Schachstreit: Carlsen-Gegner Niemann soll über 100 Mal betrogen haben

Der Konflikt zwischen den Schachgroßmeistern Magnus Carlsen und Hans Niemann bekommt eine neue Dimension. Wie das Wall Street Journal berichtet(öffnet im neuen Fenster) , hat die Online-Schachplattform Chess.com in einer internen Untersuchung festgestellt, dass Niemann über 100 Mal bei Onlinespielen auf der Webseite betrogen habe.
Vorausgegangen sind Beschuldigungen des aktuellen Weltmeisters Carlsen, wonach Niemann Betrug begangen hat. Carlsen hatte die Vorwürfe aber zunächst ohne Beweise vorgetragen, weshalb die Schachwelt gespalten war. Einige Experten stimmten Carlsen zu, dass Niemanns Aufstieg zu rasant gewesen sei, andere haben die Meinung vertreten, dass Niemann nicht betrogen habe und Carlsen dessen Karriere zerstören wolle.

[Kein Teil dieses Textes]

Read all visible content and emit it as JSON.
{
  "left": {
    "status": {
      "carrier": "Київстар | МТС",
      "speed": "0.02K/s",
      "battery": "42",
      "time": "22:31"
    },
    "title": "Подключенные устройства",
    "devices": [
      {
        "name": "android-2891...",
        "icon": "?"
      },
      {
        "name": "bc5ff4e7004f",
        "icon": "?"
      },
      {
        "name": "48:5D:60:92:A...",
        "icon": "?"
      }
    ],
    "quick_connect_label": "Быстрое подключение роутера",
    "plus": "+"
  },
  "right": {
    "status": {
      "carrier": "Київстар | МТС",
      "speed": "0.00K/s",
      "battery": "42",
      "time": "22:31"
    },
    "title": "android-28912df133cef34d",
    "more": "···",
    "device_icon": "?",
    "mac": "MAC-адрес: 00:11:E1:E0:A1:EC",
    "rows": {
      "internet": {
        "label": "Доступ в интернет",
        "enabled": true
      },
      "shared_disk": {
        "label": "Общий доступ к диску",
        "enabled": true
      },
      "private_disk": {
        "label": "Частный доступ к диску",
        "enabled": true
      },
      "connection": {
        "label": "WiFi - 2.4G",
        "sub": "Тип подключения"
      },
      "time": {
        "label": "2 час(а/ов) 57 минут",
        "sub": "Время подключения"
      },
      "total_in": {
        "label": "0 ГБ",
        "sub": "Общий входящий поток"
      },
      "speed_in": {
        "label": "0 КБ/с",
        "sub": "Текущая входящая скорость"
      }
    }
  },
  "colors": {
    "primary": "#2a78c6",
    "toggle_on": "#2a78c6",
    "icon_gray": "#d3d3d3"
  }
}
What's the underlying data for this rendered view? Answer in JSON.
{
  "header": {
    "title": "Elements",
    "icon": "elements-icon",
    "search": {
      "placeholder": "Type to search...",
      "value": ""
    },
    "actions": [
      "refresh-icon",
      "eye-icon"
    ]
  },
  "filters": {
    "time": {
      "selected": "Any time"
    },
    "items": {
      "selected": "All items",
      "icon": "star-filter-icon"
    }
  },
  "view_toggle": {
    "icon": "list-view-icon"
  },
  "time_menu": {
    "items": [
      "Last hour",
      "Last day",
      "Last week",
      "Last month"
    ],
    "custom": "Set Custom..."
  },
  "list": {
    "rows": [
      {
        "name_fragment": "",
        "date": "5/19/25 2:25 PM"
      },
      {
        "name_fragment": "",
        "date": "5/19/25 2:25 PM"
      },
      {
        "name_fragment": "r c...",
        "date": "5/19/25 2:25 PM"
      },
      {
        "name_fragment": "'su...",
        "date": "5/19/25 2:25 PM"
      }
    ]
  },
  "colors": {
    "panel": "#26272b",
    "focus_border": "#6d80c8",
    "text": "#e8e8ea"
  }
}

Pikanterweise hatte Niemann bereits kurz nach den ersten Vorwürfen, die Carlsen nach dem Sinquefield Cup im September 2022 in St. Louis erhoben hatte, zwei frühere Betrügereien eingeräumt. Demnach hatte sich der 19 Jahre alte US-Amerikaner im Alter von zwölf und 16 Jahren bei Online-Partien auf Chess.com von einem Computerprogramm helfen lassen, was verboten ist. Entsprechend wurde Niemann auf der Plattform gesperrt. Niemann betonte allerdings, dass dies die einzigen Male gewesen seien und dass er nie bei einer Live-Partie betrogen habe.
Niemann soll auch bei Preisgeldpartien betrogen haben
Der neuen Untersuchung zufolge soll Niemann allerdings in zahlreichen weiteren Partien auf Chess.com geschummelt haben, auch bei Turnieren mit Preisgeld. Auf Chess.com spielen auch zahlreiche Profispieler, was dortigen Betrug so schwerwiegend macht. Ein Beweis dafür, dass Niemann auch bei Live-Partien am Brett betrogen hat, liefert die Untersuchung allerdings ebenfalls nicht.
Bei Live-Partien ist es wesentlich schwieriger, zu betrügen - wenngleich nicht unmöglich. Bei Onlinespielen versucht Chess.com unter anderem, die Verwendung anderer Browser-Fenster zu erkennen. Dies könnte darauf hinweisen, dass ein Schachprogramm die Züge analysiert und Vorschläge macht.
Magnus Carlsen hatte beim Sinquefield Cup gegen Niemann verloren und sich anschließend überraschend vom Turnier zurückgezogen. Er behauptete indirekt, dass Niemann betrogen habe. Später erklärte Carlsen unter anderem, dass die Art und Weise, wie Niemann mit den schwarzen Figuren gegen ihn gespielt habe, sehr untypisch gewesen sei. Zudem sei Niemann nicht angespannt gewesen.
Weitere Eskalation bei Onlinepartie zwischen Carlsen und Niemann
Der Streit eskalierte auf einem weiteren Turnier, das online stattfand. Nach den Eröffnungszügen loggte sich Carlsen aus Protest aus und schaltete seine Kamera ab. Erst danach hatte sich der Norweger detaillierter zu seinen Vorwürfen gegenüber Niemann geäußert - ohne allerdings weiterhin konkrete Beweise zu nennen. Diese hat die Untersuchung von Chess.com nun nachgeliefert.
Zwischen Chess.com und Carlsen gibt es eine Geschäftsbeziehung: Chess.com möchte Carlsens Plattform Play Magnus für um die 83 Millionen US-Dollar kaufen. Der Webseite zufolge hat dies aber die aktuelle Untersuchung nicht beeinflusst. Hans Niemann hat sich zu den neuen Vorwürfen noch nicht geäußert.